Trevor and Lesley Willmot bought tickets to the Mission concert - featuring Neil Diamond - with great excitement in October, only to hit a wall when they began searching for three nights' worth of accommodation several days later.

"We could not find anywhere at all for those days. I spent nights searching on the internet and then we found one place where we could book but they wanted [us to stay] a week and I think it was $500 per night," Mrs Willmot said.

Announced in October this year, the concert was set for Saturday March 17, clashing with the tail-end of Horse of the Year which had been booked for March 13-18 since early this year.


Mrs Willmot said she didn't realise the concert clashed with another significant regional event, and had now resorted to booking a patch of grass at a Hastings campground for one night.

The remaining nights would be spend further afield in Taupo, she said.

"Had I realised that we might have looked for accommodation before we got the tickets but we just got the tickets and thought we'd find somewhere.

"That's why we started searching for accommodation almost straight away because we thought it would be tight and we didn't want to pay luxury rates, but were prepared to spend a little bit extra because it is a prime weekend."

Hawke's Bay i-Site centres were keeping wait lists of up to 20 individuals seeking accommodation for couples or groups.

Napier City Council visitor experiences manager Sally Jackson said the Napier i-Site's waitlist for that weekend was "definitely busier" than Horse of the Year 2017.

"However we did have a wait list for the Mission concert in 2017 and were able to move through it and find beds for everyone either here in Napier or by tapping into accommodation in Havelock and Hastings."

A Hastings District Council spokesperson said their wait list had been halved since last week, due to accommodation being located.

Mission concert event director Garry Craft said while people may be hard-pressed to find available accommodation, the event clash was unavoidable.

"In this particular case it wasn't an option for us to get an international act to Hawke's Bay. We don't choose what date it is.

"If the artist says 'that's the only day I'm available', then that's it. We either do it or we don't."

Mr Craft said locals were encouraged to list their properties as homestays on Mission Estate's free accommodation listing service.

More than 300 homes were used as homestays for this year's concert and Mr Craft said 240 properties had already been booked for the 2018 event, with an additional 35 properties still available on the website.

"I would suggest there's probably not a lot left in town right now.
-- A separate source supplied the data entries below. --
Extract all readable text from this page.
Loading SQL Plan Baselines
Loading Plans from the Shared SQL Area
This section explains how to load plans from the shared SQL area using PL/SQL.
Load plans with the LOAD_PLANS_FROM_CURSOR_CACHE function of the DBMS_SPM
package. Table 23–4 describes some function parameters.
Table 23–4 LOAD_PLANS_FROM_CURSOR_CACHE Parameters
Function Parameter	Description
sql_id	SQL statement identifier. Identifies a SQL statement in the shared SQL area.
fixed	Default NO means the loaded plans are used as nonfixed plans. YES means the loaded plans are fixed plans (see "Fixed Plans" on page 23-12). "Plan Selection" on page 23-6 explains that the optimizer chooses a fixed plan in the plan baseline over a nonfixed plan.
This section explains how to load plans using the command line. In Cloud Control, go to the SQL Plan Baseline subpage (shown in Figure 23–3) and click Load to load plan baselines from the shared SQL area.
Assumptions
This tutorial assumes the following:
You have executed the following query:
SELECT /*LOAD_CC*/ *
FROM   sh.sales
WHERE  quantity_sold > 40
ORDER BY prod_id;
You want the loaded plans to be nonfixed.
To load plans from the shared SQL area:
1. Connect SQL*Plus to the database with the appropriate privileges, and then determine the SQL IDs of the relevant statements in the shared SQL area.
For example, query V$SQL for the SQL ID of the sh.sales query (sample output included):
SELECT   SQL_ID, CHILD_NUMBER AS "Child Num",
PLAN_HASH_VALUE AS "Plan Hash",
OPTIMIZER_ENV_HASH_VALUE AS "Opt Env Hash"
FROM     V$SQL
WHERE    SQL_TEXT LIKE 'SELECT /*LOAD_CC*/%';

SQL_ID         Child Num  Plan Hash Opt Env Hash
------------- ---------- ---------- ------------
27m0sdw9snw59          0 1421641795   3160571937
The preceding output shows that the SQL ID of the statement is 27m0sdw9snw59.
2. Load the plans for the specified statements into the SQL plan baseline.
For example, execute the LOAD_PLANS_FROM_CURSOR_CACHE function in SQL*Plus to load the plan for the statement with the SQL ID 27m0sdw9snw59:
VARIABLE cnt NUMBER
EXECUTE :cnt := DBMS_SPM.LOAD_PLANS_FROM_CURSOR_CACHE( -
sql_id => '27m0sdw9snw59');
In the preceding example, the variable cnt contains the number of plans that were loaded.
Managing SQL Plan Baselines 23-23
In saying that, we're still selling tickets every day ... so they must be finding accommodation or friends with a spare room."

Horse of the Year event director Dave Mee said the clash of events wasn't an ideal situation and pressure on accommodation in Hastings would likely result in an overflow.

While many HOY goers booked accommodation one year in advance, those making last-minute decisions to stay in the region, including riders who find out they have qualified for events at a later date, may end up losing out, he said.

"Those kinds of people will end up missing out which will be a shame. I guess the plus we have is there is a culture of camping on-site and we might have to increase our on-site camping options because of that."

Hawke's Bay Tourism general manager Annie Dundas said the clash of events was a chance for the community to step up and help where possible.

"I think we'll see a really positive Hawke's Bay spirit and I think if locals are prepared to rent rooms and host people then this might be a really great example of the Hawke's Bay community getting in and welcoming visitors."